If you’ve been working from home, cooped up in your home with someone who has, or you’d just like to get away for a few days but can’t afford a full on vacation just yet; you might want to visit Pioneer Camp. About an hour to an hour and a half’s drive from anywhere within the capital city, the lodge and camp teeters on the fringes of Lusaka and Chongwe and is just far enough from the smog and chatter of the metropolis for a staycation.
Established about twenty years ago, one of Pioneer Camp’s main attractions is its quietude. Sitting on a wicker chair outside your chalet, you can savour the stillness of the place. Listening to the wind getting the leaves giddy, punctuated by an assortment of birdcalls and songs might just be the relaxing activity you need. Little critters like squirrels and mongoose can also be seen leaping from branches of miombo, and if you’re lucky, you might catch a silhouette of a hopping rabbit in the evening or wee hours of the morning. Guided bird walks and nature walks in the vicinity of Pioneer Camp can be arranged.
The lodge has about fourteen chalets including a self-catering family house, two tents and a campsite. And if you’re looking to wet your whistle, the bar area and restaurant are open air but are sheltered by ample thatching. It is another great place to relax and flip through some travel magazines or even purchase some curios. Though most sports will only be shown later in the year, any member of your party that has to be weaned off televised games to come along for the ride will be happy to know that the pool area has a TV where they can catch some of the action.
Pioneer runs alongside its sister company Wild Dogs Safari Lodge, and both outfits fall under the umbrella of Wigwam Private Safaris, a tour company based in Germany. They attract a multi-cultural mix of travelers, with clientele from Europe, Asia and South America. People can experience the beautiful landscapes and wonderful wildlife across Zambia, return to the camp and perhaps share some of their adventure stories with other wanderers before heading off to another charming corner of the country.
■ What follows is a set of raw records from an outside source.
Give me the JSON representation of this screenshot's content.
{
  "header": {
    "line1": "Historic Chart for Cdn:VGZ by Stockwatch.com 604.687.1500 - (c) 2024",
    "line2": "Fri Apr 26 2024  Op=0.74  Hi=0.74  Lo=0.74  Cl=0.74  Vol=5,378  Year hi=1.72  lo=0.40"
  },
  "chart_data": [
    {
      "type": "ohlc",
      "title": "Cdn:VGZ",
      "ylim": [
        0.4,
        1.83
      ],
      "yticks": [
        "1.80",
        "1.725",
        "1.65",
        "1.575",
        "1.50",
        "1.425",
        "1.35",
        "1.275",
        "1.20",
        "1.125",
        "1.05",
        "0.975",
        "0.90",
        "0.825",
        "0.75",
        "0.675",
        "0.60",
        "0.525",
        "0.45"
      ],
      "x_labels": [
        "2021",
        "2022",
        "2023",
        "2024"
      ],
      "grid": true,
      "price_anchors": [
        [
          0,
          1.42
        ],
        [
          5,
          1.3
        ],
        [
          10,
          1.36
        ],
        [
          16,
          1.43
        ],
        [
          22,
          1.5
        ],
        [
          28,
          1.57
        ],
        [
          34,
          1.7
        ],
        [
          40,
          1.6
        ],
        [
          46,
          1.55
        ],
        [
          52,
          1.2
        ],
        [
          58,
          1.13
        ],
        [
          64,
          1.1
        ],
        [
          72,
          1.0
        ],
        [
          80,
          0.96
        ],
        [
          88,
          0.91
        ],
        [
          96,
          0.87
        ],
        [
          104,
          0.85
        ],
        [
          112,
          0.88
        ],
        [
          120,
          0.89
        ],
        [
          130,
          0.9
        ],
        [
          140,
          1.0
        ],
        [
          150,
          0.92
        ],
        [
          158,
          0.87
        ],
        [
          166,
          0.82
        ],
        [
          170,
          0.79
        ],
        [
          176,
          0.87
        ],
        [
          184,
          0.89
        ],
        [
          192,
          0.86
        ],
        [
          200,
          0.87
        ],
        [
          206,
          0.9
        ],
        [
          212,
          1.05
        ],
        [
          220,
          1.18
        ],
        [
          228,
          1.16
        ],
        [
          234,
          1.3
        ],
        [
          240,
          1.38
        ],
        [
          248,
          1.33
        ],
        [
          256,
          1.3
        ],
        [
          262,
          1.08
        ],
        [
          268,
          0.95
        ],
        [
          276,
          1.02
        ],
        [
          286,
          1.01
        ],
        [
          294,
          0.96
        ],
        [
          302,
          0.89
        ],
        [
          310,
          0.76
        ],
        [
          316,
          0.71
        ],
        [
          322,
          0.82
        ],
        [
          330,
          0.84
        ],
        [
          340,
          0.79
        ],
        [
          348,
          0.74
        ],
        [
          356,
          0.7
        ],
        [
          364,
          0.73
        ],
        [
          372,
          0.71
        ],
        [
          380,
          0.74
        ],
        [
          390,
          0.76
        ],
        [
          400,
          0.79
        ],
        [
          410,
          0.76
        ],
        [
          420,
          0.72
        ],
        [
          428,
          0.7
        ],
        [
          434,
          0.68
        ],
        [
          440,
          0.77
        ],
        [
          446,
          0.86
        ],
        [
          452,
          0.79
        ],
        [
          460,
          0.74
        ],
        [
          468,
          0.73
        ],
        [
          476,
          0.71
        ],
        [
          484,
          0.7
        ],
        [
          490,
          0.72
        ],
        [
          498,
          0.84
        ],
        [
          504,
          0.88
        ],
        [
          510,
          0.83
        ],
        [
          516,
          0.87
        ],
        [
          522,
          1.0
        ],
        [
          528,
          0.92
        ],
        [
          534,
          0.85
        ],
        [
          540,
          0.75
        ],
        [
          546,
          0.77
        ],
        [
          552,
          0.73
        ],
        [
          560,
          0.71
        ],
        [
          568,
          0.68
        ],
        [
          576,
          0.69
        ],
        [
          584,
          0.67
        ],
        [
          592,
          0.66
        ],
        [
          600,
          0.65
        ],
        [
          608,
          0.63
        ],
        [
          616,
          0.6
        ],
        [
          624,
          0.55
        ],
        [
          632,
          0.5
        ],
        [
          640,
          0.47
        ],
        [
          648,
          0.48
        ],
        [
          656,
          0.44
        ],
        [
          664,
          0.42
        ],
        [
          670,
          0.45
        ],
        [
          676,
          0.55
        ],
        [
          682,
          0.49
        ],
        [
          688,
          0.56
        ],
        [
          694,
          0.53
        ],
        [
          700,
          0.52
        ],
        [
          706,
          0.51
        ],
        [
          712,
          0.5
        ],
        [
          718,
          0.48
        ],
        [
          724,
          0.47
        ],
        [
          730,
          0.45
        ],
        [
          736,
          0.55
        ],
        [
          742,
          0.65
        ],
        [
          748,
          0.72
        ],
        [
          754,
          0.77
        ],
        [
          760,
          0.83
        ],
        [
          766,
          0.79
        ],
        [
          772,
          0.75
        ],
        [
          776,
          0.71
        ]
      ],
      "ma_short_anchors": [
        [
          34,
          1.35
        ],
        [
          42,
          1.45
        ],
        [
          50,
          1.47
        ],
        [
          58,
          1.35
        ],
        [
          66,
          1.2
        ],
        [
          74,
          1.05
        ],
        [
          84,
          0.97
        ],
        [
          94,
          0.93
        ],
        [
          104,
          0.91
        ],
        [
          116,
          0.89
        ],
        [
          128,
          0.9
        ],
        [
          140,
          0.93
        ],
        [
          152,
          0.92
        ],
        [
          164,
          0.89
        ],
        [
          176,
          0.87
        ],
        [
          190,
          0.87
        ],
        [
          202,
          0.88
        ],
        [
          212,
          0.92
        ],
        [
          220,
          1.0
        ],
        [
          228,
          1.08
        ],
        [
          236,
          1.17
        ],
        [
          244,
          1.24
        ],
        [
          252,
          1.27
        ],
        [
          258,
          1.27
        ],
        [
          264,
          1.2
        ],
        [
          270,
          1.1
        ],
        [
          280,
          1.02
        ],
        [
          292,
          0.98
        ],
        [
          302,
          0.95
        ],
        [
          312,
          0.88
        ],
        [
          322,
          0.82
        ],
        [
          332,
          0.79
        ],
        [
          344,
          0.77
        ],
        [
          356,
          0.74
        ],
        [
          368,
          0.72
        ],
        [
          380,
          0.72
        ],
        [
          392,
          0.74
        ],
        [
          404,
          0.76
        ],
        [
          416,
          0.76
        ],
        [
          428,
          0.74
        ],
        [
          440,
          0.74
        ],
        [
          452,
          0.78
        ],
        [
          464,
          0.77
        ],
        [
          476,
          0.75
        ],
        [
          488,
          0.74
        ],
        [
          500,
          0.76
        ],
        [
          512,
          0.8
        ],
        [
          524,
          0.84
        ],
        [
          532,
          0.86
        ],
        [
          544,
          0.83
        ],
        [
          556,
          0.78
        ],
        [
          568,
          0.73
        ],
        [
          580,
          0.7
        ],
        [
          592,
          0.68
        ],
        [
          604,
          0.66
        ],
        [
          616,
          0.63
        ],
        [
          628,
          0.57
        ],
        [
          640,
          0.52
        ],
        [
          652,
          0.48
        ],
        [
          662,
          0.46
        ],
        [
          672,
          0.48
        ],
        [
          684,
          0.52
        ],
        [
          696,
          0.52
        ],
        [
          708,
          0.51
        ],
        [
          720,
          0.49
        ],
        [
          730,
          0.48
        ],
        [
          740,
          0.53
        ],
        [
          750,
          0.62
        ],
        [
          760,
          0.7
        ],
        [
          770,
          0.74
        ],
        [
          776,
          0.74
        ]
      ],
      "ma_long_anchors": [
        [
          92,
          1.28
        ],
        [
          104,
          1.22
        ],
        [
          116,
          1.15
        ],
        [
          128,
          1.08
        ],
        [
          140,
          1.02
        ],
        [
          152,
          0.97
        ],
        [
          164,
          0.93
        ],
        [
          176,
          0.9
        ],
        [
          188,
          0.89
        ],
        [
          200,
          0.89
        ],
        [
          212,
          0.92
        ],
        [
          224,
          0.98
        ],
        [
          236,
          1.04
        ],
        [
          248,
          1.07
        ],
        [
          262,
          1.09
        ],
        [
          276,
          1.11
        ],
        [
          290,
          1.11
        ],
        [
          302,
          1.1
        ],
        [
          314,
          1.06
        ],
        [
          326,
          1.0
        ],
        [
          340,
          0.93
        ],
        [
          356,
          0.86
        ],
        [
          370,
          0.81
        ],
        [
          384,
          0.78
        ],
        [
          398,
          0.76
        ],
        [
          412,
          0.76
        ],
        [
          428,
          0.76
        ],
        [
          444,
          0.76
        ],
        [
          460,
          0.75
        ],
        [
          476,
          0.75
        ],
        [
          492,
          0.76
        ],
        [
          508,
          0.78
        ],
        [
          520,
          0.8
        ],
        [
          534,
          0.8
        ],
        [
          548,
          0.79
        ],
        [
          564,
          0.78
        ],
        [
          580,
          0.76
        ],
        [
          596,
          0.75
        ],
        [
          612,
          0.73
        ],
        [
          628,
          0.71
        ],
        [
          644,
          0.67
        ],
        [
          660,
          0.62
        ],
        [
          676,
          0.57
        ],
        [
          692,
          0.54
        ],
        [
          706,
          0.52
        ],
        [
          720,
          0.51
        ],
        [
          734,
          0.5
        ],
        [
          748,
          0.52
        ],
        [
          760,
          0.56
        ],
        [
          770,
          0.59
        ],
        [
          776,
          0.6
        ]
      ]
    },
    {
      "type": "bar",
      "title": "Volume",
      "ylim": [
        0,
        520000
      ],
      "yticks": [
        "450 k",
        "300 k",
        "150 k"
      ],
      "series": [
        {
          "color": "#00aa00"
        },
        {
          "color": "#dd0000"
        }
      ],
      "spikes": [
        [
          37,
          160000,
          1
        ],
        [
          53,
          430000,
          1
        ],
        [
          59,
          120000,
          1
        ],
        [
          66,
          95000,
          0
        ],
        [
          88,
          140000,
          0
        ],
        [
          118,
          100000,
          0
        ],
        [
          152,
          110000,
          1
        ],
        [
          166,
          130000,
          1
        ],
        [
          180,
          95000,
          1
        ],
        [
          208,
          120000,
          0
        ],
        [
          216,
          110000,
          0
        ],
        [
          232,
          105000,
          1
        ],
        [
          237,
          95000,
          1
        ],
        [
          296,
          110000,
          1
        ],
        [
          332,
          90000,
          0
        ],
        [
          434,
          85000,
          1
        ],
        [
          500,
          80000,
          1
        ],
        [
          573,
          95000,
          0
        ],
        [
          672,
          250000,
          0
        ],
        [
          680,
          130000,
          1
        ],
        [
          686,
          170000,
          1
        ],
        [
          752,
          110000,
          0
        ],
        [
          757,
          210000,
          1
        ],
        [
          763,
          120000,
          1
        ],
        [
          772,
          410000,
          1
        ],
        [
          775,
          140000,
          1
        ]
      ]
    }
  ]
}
However, with the pandemic’s current chokehold on tourism, Pioneer and its partner are ramping up efforts to charm the local market.
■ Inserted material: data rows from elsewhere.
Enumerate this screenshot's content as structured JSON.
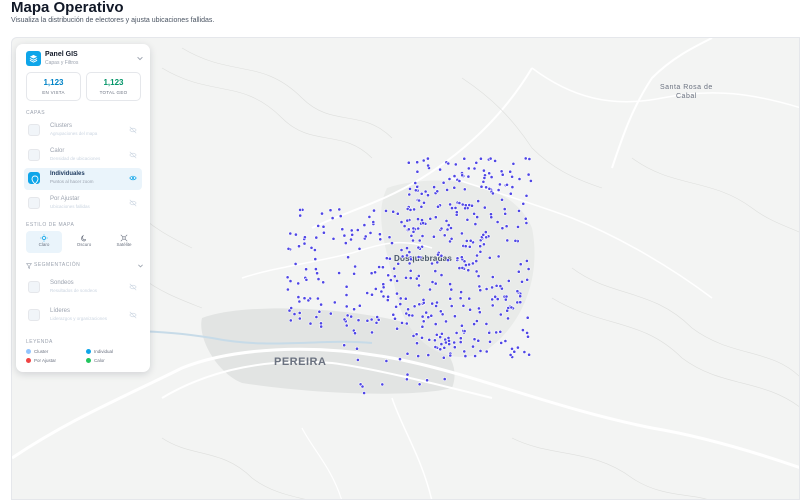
{
  "header": {
    "title": "Mapa Operativo",
    "subtitle": "Visualiza la distribución de electores y ajusta ubicaciones fallidas."
  },
  "map": {
    "labels": {
      "pereira": "PEREIRA",
      "dosquebradas": "Dosquebradas",
      "santa_rosa": "Santa Rosa de\nCabal"
    },
    "point_color": "#4f46e5",
    "point_count": 1123
  },
  "panel": {
    "title": "Panel GIS",
    "subtitle": "Capas y Filtros",
    "stats": [
      {
        "value": "1,123",
        "label": "EN VISTA"
      },
      {
        "value": "1,123",
        "label": "TOTAL GEO"
      }
    ],
    "layers_label": "CAPAS",
    "layers": [
      {
        "name": "Clusters",
        "desc": "Agrupaciones del mapa",
        "active": false,
        "icon": "cluster-icon"
      },
      {
        "name": "Calor",
        "desc": "Densidad de ubicaciones",
        "active": false,
        "icon": "heat-icon"
      },
      {
        "name": "Individuales",
        "desc": "Puntos al hacer zoom",
        "active": true,
        "icon": "pin-icon"
      },
      {
        "name": "Por Ajustar",
        "desc": "Ubicaciones fallidas",
        "active": false,
        "icon": "adjust-icon"
      }
    ],
    "style_label": "ESTILO DE MAPA",
    "styles": [
      {
        "name": "Claro",
        "icon": "sun-icon",
        "active": true
      },
      {
        "name": "Oscuro",
        "icon": "moon-icon",
        "active": false
      },
      {
        "name": "Satélite",
        "icon": "satellite-icon",
        "active": false
      }
    ],
    "segmentation_label": "SEGMENTACIÓN",
    "segments": [
      {
        "name": "Sondeos",
        "desc": "Resultados de sondeos"
      },
      {
        "name": "Líderes",
        "desc": "Liderazgos y organizaciones"
      }
    ],
    "legend_label": "LEYENDA",
    "legend": [
      {
        "name": "Cluster",
        "color": "#93c5fd"
      },
      {
        "name": "Individual",
        "color": "#0ea5e9"
      },
      {
        "name": "Por Ajustar",
        "color": "#ef4444"
      },
      {
        "name": "Calor",
        "color": "#22c55e"
      }
    ]
  }
}
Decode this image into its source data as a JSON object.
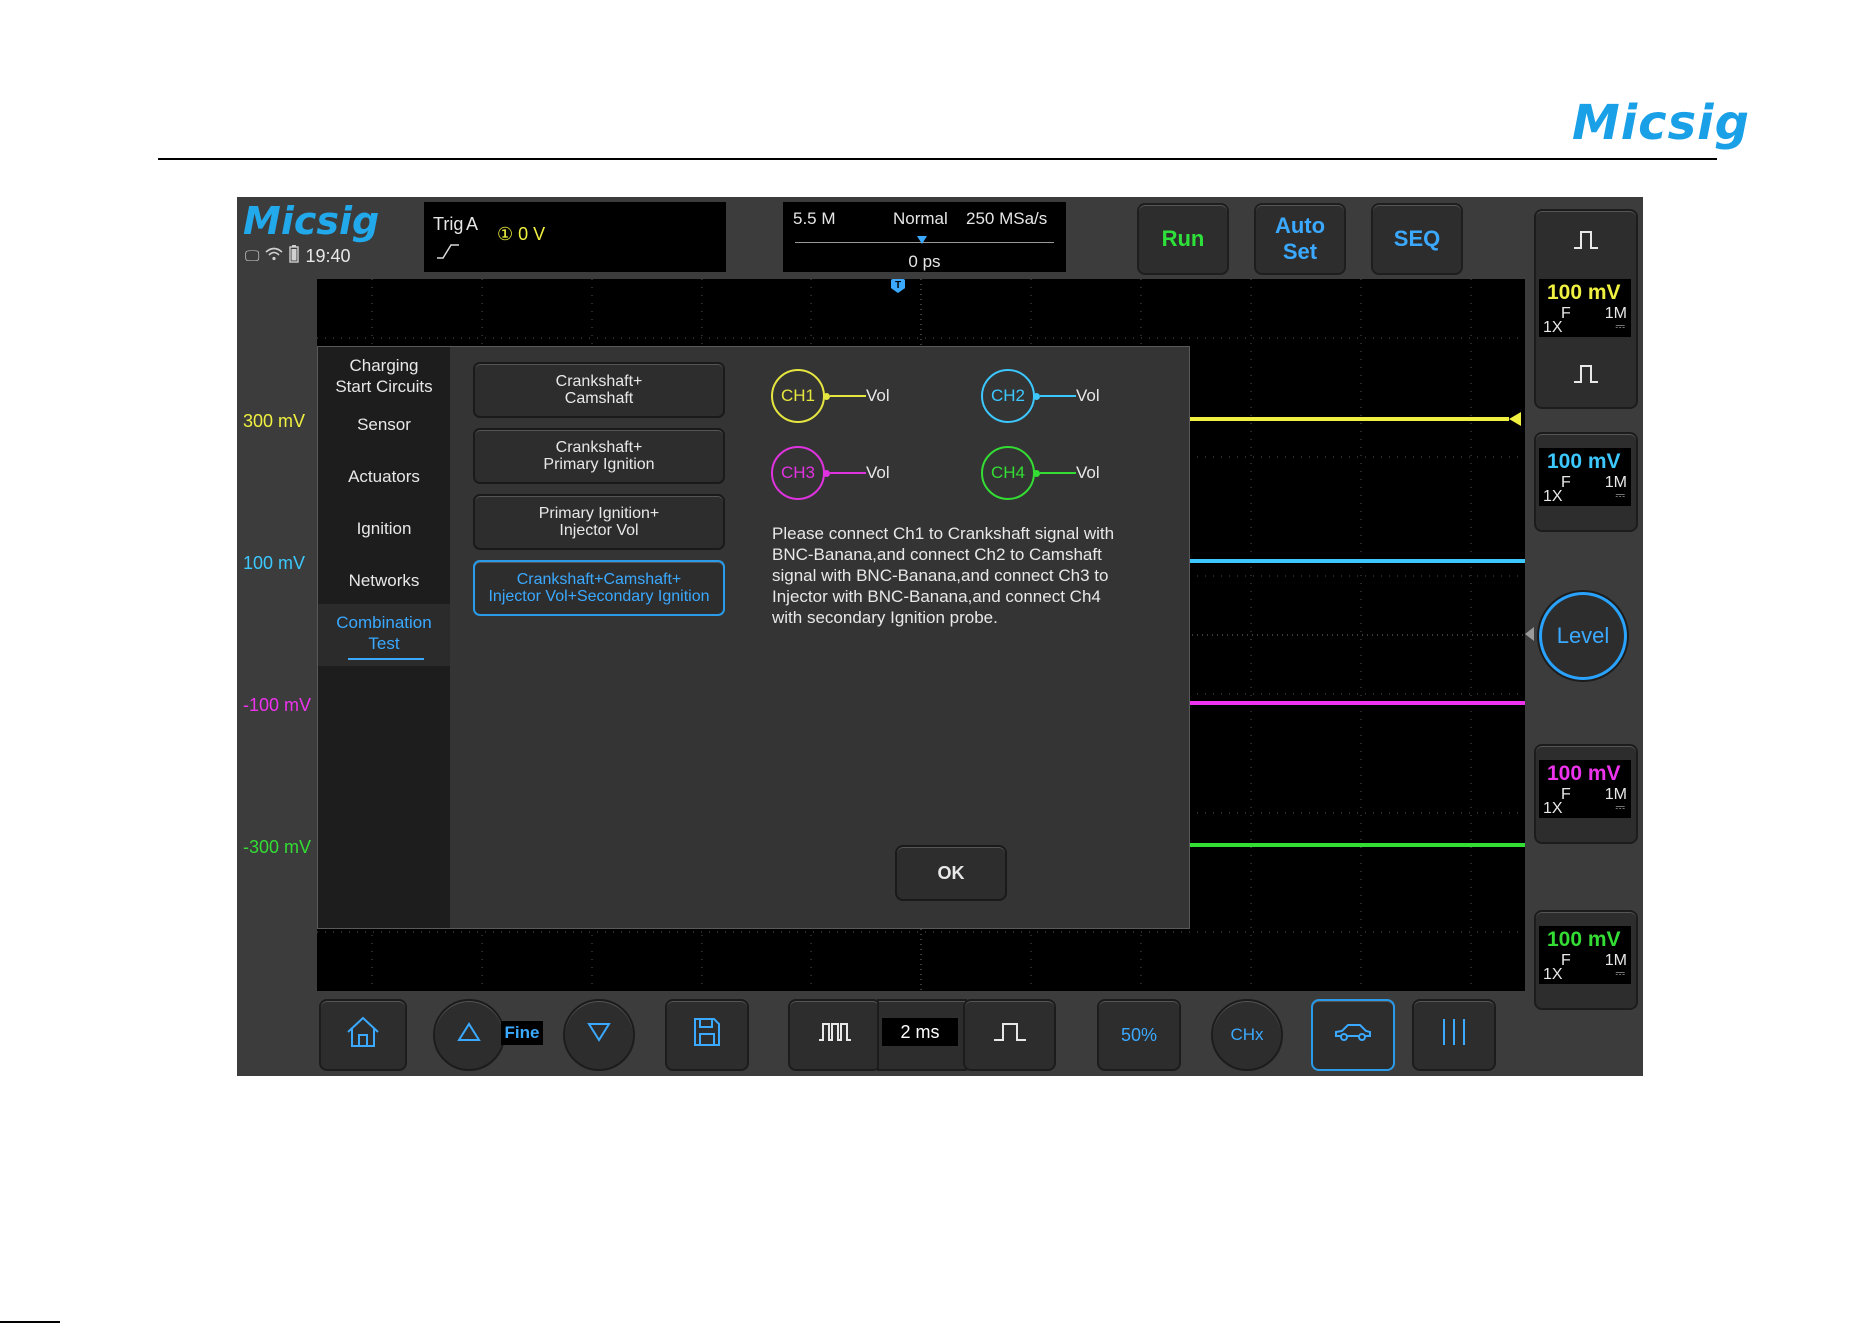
{
  "document": {
    "brand": "Micsig"
  },
  "app": {
    "brand": "Micsig",
    "time": "19:40"
  },
  "trigger": {
    "label": "Trig",
    "source": "A",
    "level": "① 0 V",
    "edge_icon": "rising-edge-icon"
  },
  "timebase_info": {
    "memory": "5.5 M",
    "mode": "Normal",
    "sample_rate": "250 MSa/s",
    "delay": "0 ps"
  },
  "toolbar": {
    "run": "Run",
    "auto_set_line1": "Auto",
    "auto_set_line2": "Set",
    "seq": "SEQ"
  },
  "scale_labels": [
    {
      "text": "300 mV",
      "color": "#f0f040"
    },
    {
      "text": "100 mV",
      "color": "#3cc8ff"
    },
    {
      "text": "-100 mV",
      "color": "#ee33ee"
    },
    {
      "text": "-300 mV",
      "color": "#33dd33"
    }
  ],
  "channels": [
    {
      "name": "CH1",
      "volts": "100 mV",
      "filter": "F",
      "impedance": "1M",
      "probe": "1X",
      "coupling": "⎓",
      "color": "#f0f040"
    },
    {
      "name": "CH2",
      "volts": "100 mV",
      "filter": "F",
      "impedance": "1M",
      "probe": "1X",
      "coupling": "⎓",
      "color": "#3cc8ff"
    },
    {
      "name": "CH3",
      "volts": "100 mV",
      "filter": "F",
      "impedance": "1M",
      "probe": "1X",
      "coupling": "⎓",
      "color": "#ee33ee"
    },
    {
      "name": "CH4",
      "volts": "100 mV",
      "filter": "F",
      "impedance": "1M",
      "probe": "1X",
      "coupling": "⎓",
      "color": "#33dd33"
    }
  ],
  "level_button": "Level",
  "bottom": {
    "fine": "Fine",
    "timebase": "2 ms",
    "half_label": "50%",
    "chx_label": "CHx"
  },
  "dialog": {
    "categories": [
      {
        "line1": "Charging",
        "line2": "Start Circuits"
      },
      {
        "line1": "Sensor",
        "line2": ""
      },
      {
        "line1": "Actuators",
        "line2": ""
      },
      {
        "line1": "Ignition",
        "line2": ""
      },
      {
        "line1": "Networks",
        "line2": ""
      },
      {
        "line1": "Combination",
        "line2": "Test"
      }
    ],
    "options": [
      {
        "line1": "Crankshaft+",
        "line2": "Camshaft"
      },
      {
        "line1": "Crankshaft+",
        "line2": "Primary Ignition"
      },
      {
        "line1": "Primary Ignition+",
        "line2": "Injector Vol"
      },
      {
        "line1": "Crankshaft+Camshaft+",
        "line2": "Injector Vol+Secondary Ignition"
      }
    ],
    "connections": [
      {
        "channel": "CH1",
        "signal": "Vol"
      },
      {
        "channel": "CH2",
        "signal": "Vol"
      },
      {
        "channel": "CH3",
        "signal": "Vol"
      },
      {
        "channel": "CH4",
        "signal": "Vol"
      }
    ],
    "message": "Please connect Ch1 to Crankshaft signal with BNC-Banana,and connect Ch2 to Camshaft signal with BNC-Banana,and connect Ch3 to Injector with BNC-Banana,and connect Ch4 with secondary Ignition probe.",
    "ok": "OK"
  }
}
“We’ve come up with packages for residents,” says Patrick Chikwanda, General Manager of Pioneer Camp. “We’d like to show them more of what is available in our own country”. The goal now more deliberately encompasses showing locals who may have not seen their own backyard the beauty and diversity of Zambia.
The camp also recently rolled out day trips to Lusaka National Park as well as Siavonga for those needing an escape that’s not too far from the capital. “We pick you up from home in our safari vehicles,” says Sofia Mwale of Wild Dogs. She says what Pioneer and its sister company are aiming to do is to give people an experience that they may not be used to. Whether that means just a day trip, an overnight stay or an entire weekend, Sofia’s hope is that people want a change from their visits to the malls or nights on the town. “We’re also trying to partner with the government to make local tourism more affordable and accessible,” she adds.
Pioneer also encourages families to come out for a weekend of stargazing at their campsite. Outdoor barbeque pits are scattered around the grounds and can also make great picnic spots. Arrangements can also be made for small gatherings and mobile braai stands can even be set up by the poolside should visitors prefer to hang out there, or almost anywhere else on the property.
Travel might not be the same for a while to come, but quick escapes are still essential. You could round up a small band of friends or family and take a drive to the outskirts of the city. Pioneer Camp has the right amount of serenity and woodland to make you feel like you’re not in Lusaka.